Happily, and unusually for any kind of "ruggedised" consumer electronics, this is a no compromises top-end model. Remember when Nokia used to do rugged or "sports" phones, like the 5140 or 5500? They were usually a few laps behind the front runners. Not so here.

Pretty Stock: the default Moto X Force screens show no deviation from bog standard Android Lollipop

Motorola has packed the goodies that come in its Moto X Style flagship into the X Force. This means you're getting a 5.4-inch Quad HD display (1440 x 2560), wireless charging, a 21MP main camera, water repellent coating, "Jolly Fast Charging™", and the fastest CPU on the market, the Qualcomm Snapdragon 810.

In fact, the Force boasts a significantly beefier 3760 mAh battery than the erstwhile flagship (3000 mAh). It's also comes in dual SIM SKUs, but check yours does before buying, as single SIM SKUs are also available.

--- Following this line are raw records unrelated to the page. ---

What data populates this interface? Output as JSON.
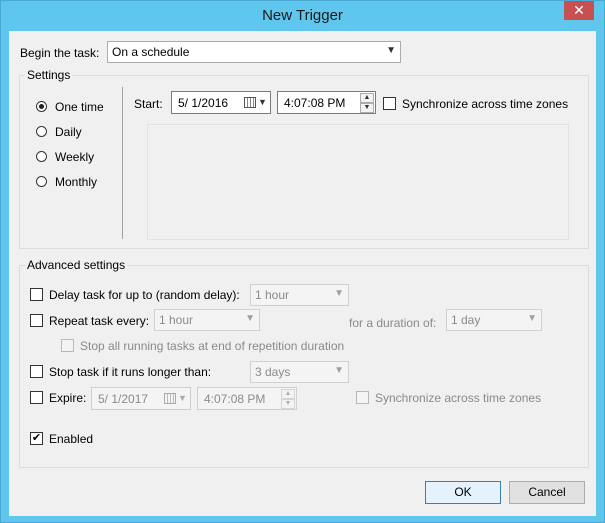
{
  "window": {
    "title": "New Trigger",
    "close_glyph": "✕"
  },
  "begin": {
    "label": "Begin the task:",
    "value": "On a schedule"
  },
  "settings": {
    "group_label": "Settings",
    "options": [
      "One time",
      "Daily",
      "Weekly",
      "Monthly"
    ],
    "selected": "One time",
    "start_label": "Start:",
    "start_date": "5/  1/2016",
    "start_time": "4:07:08 PM",
    "sync_label": "Synchronize across time zones"
  },
  "advanced": {
    "group_label": "Advanced settings",
    "delay_label": "Delay task for up to (random delay):",
    "delay_value": "1 hour",
    "repeat_label": "Repeat task every:",
    "repeat_value": "1 hour",
    "duration_label": "for a duration of:",
    "duration_value": "1 day",
    "stop_all_label": "Stop all running tasks at end of repetition duration",
    "stop_long_label": "Stop task if it runs longer than:",
    "stop_long_value": "3 days",
    "expire_label": "Expire:",
    "expire_date": "5/  1/2017",
    "expire_time": "4:07:08 PM",
    "expire_sync_label": "Synchronize across time zones",
    "enabled_label": "Enabled",
    "enabled_check": "✔",
    "enabled_checked": true
  },
  "buttons": {
    "ok": "OK",
    "cancel": "Cancel"
  },
  "icons": {
    "calendar": "calendar-icon",
    "dropdown": "chevron-down-icon",
    "spin_up": "spin-up-icon",
    "spin_down": "spin-down-icon"
  },
  "colors": {
    "title_bar": "#5fc6ee",
    "close_button": "#c75050",
    "default_button_border": "#3c7fb1"
  }
}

In addition, it can be tailored, just like most other Motos, via the MotoMaker build-to-order store. Here you can choose from a leather back cover, and different metallic finishes. Our review unit came with "Ballistic Nylon", a grippy texture plastic.

The only thing missing is a fingerprint sensor. But given the USP, the beefy battery and Qi wireless charging, it's still a hugely attractive proposition, even at £495.

Call quality and radio performance was fine, although the mono speaker is tinny (although I'll admit I'm spoiled with HTC and BlackBerry's booming speakers).

The "Turbo Charging" (every manufacturer seems to have its own brand for Qualcomm's rapid charging technology) is very welcome. Unlike with the recent Priv by BlackBerry, you actually do get a rapid charger in the box.

The camera performed pretty well, given the low expectations of Moto snappers. The Lenovo-owned company has tried to repair its reputation on imaging this year. It goes for the simplest UI possible (tap anywhere to take a photo) which makes finding the controls a bit harder. It's worth the effort: a control that you can drag around the screen handles focus and light balance.

I found the light and colour balance in automatic mode was pretty impressive. Only in low light was it really surpassed by rivals, who also have the edge on software OIS, for smoother video.